American Airlines Pilots Appeal Court Ruling That Found They Shouldn’t Be Compensated For Military Service

Two American Airlines pilots are appealing a recent court ruling that found in favor of the Dallas Fort Worth-based carrier, which had refused to count the time they spent serving in the US military towards an annual profit-sharing plan.

Veteran pilots James Scanlan, a retired Major General in the US Air Force Reserve and Carla Riner, a Brigadier General in the Delaware Air National Guard, brought the class action lawsuit against American Airlines under the Uniformed Services Employment and Remployment Rights Act back in 2018.

The USERRA is designed to guarantee military vets certain rights when they return to their civilian careers, and in this case, Scalan and Riner argued that American Airlines was breaching the act by not counting the time they spent pursuing their military careers towards a profit-sharing scheme, or compensating them.

American Airlines allows its pilots to take leaves of absence to serve in the military, but it does not compensate them for any time they spend away from the business. In contrast, the airline does compensate pilots who take short periods of bereavement leave or who are called to take part in jury duty.

Scanlan and Riner argued that American Airlines should compensate pilots taking part in military service in the same way that pilots on bereavement leave or jury duty are compensated.

Lawyers representing the airline fought back and argued that military leave couldn’t be compared with bereavement leave or jury duty.
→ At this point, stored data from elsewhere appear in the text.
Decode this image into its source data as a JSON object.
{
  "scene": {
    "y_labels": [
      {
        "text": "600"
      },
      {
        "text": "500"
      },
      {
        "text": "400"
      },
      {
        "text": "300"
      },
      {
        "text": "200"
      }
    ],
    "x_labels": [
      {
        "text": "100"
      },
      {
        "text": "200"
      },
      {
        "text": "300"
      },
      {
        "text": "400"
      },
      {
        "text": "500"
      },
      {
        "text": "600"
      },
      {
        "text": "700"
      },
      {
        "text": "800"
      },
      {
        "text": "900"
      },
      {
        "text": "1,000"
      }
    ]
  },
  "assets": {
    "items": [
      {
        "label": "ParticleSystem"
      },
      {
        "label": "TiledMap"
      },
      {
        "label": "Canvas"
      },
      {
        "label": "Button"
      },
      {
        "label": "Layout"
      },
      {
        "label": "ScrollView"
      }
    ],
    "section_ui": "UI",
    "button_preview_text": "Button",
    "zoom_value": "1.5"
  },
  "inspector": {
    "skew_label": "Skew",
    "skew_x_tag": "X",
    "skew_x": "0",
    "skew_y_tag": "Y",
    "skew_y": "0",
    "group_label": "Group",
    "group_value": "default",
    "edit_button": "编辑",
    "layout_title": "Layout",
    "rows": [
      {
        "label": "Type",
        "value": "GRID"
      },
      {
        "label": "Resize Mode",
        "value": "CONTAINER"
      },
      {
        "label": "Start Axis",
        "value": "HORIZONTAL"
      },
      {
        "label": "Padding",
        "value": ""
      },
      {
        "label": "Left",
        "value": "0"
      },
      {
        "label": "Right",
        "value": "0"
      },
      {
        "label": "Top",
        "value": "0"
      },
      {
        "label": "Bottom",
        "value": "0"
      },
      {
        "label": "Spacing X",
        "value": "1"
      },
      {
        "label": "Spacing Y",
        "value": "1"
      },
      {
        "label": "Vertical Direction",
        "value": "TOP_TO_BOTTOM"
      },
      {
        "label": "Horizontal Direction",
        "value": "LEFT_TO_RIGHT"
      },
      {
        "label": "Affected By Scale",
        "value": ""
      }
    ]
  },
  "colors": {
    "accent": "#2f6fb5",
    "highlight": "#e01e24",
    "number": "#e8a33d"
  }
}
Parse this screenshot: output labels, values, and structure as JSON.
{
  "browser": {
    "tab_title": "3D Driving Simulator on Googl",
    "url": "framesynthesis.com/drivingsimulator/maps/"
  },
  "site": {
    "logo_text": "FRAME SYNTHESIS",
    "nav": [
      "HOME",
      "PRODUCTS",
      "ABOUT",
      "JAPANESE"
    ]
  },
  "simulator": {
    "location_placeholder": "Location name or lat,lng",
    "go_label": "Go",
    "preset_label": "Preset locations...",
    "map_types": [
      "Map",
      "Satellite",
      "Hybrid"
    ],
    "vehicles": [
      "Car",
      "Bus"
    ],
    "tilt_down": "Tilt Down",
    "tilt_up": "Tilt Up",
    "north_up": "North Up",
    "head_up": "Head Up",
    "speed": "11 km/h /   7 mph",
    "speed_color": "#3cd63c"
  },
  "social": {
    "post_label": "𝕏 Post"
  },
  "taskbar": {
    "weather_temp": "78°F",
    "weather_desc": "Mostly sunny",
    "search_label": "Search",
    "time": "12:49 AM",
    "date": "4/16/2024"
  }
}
To start, the length of time pilots spent on military leave compared with bereavement leave or jury duty was “stark”, taking an average of 21.9 days of leave compared to just 3.1 or 2.3 days.

The court also agreed that while bereavement leave or jury duty is sporadic and infrequent, military service recurs on a regular and frequent basis.

In essence, pilots chose to take military leave, whereas there was little choice in the case of bereavement leave or jury duty.

Scalan and Riner contended that American Airlines was overstating the opportunity to schedule military leaves of absence and argued that the carrier’s scheduling system created conflicts that necessitated leaves of absence.

The court, however, found that “even taking the facts in the light most favorable to the plaintiffs, pilots often have significantly more flexibility in scheduling military leave than they do with respect o jury duty and bereavement leave”.

District Judge Harvey Bartle III also found that pilots who take military leave do so not only “out of a sense of patriotism” but also because of the compensation they will receive from the US government.

Following the judgment in the District Court for the Eastern District of Pennsylvania last month, Scanlan and Riner have since filed an appeal to the United States Court of Appeals for the Third Circuit.